Simplicity and signal amplification also includes standardization. This means standardizing templates, resolutions, retentions, and any other knobs and features presented to engineers. By doing so, you ensure that your system is easy to understand and thus user friendly for answering questions and identifying issues.

Remembering these four rules will help keep you on track with designing and building incredibly valuable and useful monitoring systems. If you find yourself violating them, ask yourself why. Unless you have a really good answer, consider going back to the foundation.

Telemetry/Metrics

Ah metrics! So diverse. So ubiquitous. A metric is the measurement of a property that an application or a component of your infrastructure possesses. Metrics are observed periodically, creating a time-series that contains the property or properties, the timestamp, and the value. Some properties that might apply include the host, service, or datacenter. The true value of this data comes in observing it over time through visualizations such as graphs.

Metrics are typically stored in four different ways:

Counters

These are cumulative metrics that represent how many times a specific occurrence of something has occurred.

Gauges

These are metrics that change in any direction, and indicate a current value, such as temperature, jobs in queue, or active locks.

Histograms

A number of events broken up into configured buckets to show distribution.

Summaries

This is similar to histogram but focused on proving counts over sliding windows of time.

Metrics often have mathematical functions applied to them to assist humans in deriving value from their visualizations. These functions create more value, but it is important to remember that they are derived data and that the raw data is just as critical. If you’re tracking means per minute but do not have the underlying data, you won’t be able to create means on larger windows, such as hours or days. The following are some of the functions:

• Count

• Sum

• Average

• Median

• Percentiles

• Standard Deviation

• Rates of Change

• Distributions

Metrics are the source for identifying symptoms of underlying issues, and thus are crucial to early identification and rapid resolution of any number of issues that might affect your SLOs.

Events

An event is a discrete action that has occurred in the environment. A change to a config is an event. A code deployment is an event. A database master failover is an event. Each of these can be signals that are used to correlate symptoms to causes.

Logs

A log is created for an event, so you can consider log events to be a subset of an event. Operating systems, databases, and applications all create logs during certain events. Unlike metrics, logs can provide additional data and context to something that has occurred. For instance, a database query log can tell you when a query was executed, important metrics about that query, and even the database user who executed it.

Is the Data Safe?

For any mission-critical data that you truly care about, you should avoid running with less than three live copies. That’s one primary and two-plus secondaries for leader-follower data stores like MySQL or MongoDB or a replication factor of three for distributed data stores like Cassandra or Hadoop. Because you never, ever want to find yourself in a situation in which you have a single copy of any data you care about, ever. This means that you need to be able to lose one instance while still maintaining redundancy, which is why three is a minimum number of copies, not two. Even when you are penny-pinching and worrying about your run rate every month as a baby startup, mission-critical data is not the appropriate place to cut those costs. (We discuss availability architecture in Chapter 5, Infrastructure Engineering.)

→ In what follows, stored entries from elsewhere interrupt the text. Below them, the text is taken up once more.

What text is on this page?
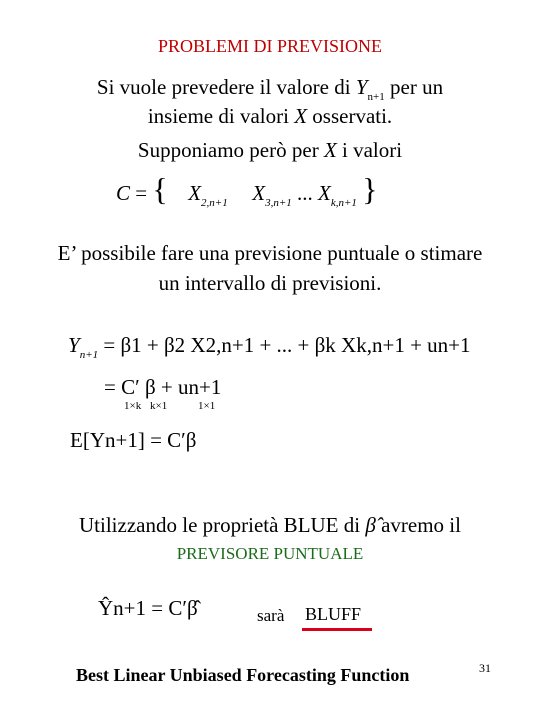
PROBLEMI DI PREVISIONE
Si vuole prevedere il valore di $Y_{n+1}$ per un
insieme di valori X osservati.
Supponiamo però per X i valori
C = { $X_{2,n+1}$ $X_{3,n+1}$ ... $X_{k,n+1}$ }
E’ possibile fare una previsione puntuale o stimare
un intervallo di previsioni.
$Y_{n+1} = \beta 1 + \beta 2$ X2,n+1 + ... + βk Xk,n+1 + un+1
= C′ β + un+1
1×k k×1	1×1
E[Yn+1] = C′β
Utilizzando le proprietà BLUE di β̂ avremo il
PREVISORE PUNTUALE
Ŷn+1 = C′β̂	sarà BLUFF
Best Linear Unbiased Forecasting Function	31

But not all data is equally precious! If you can afford to lose some data or if you could reconstruct the data from immutable logs if necessary, running with n + 1, (where n is the required number of nodes for normal activity) copies is perfectly ok. This is a judgment call—only you can know how critical and how irreplaceable each dataset is for your company, and how tight your financial resources are. You also need backups, and you need to regularly validate that the backups are restorable and that the backup process is completing successfully. If you aren’t monitoring that your backups are good, you cannot assume that your data is safe.

Is the Service Up?

End-to-end checks are the most powerful tool in your arsenal because they most closely reflect your customer experience. You should have a top-level health check that exercises not just the aliveness of the web tier or application tier, but all the database connections in the critical path. If your data is partitioned across multiple hosts, the check should fetch an object on each of the partitions, and it should automatically detect the full list of partitions or shards so that you do not need to manually add new checks any time you add more capacity.

However—and this is important—you should have a simpler aliveness check for your load balancers to use that does not exercise all of your database connections. Otherwise, you can easily end up health-checking yourself to death.

Speaking of lessons learned the hard way, you should always have some off-premises monitoring—if nothing else, an offsite health check for your monitoring service itself. It doesn’t matter how amazing and robust your on-premises monitoring ecosystem is if your datacenter or cloud region goes down and takes your entire monitoring apparatus with it. Setting up an external check for each major product or service, as well as a health check on the monitoring service itself, is a good best practice.

Are the Consumers in Pain?

Okay, you are monitoring that your service is alive. The patient has a heartbeat. Good job!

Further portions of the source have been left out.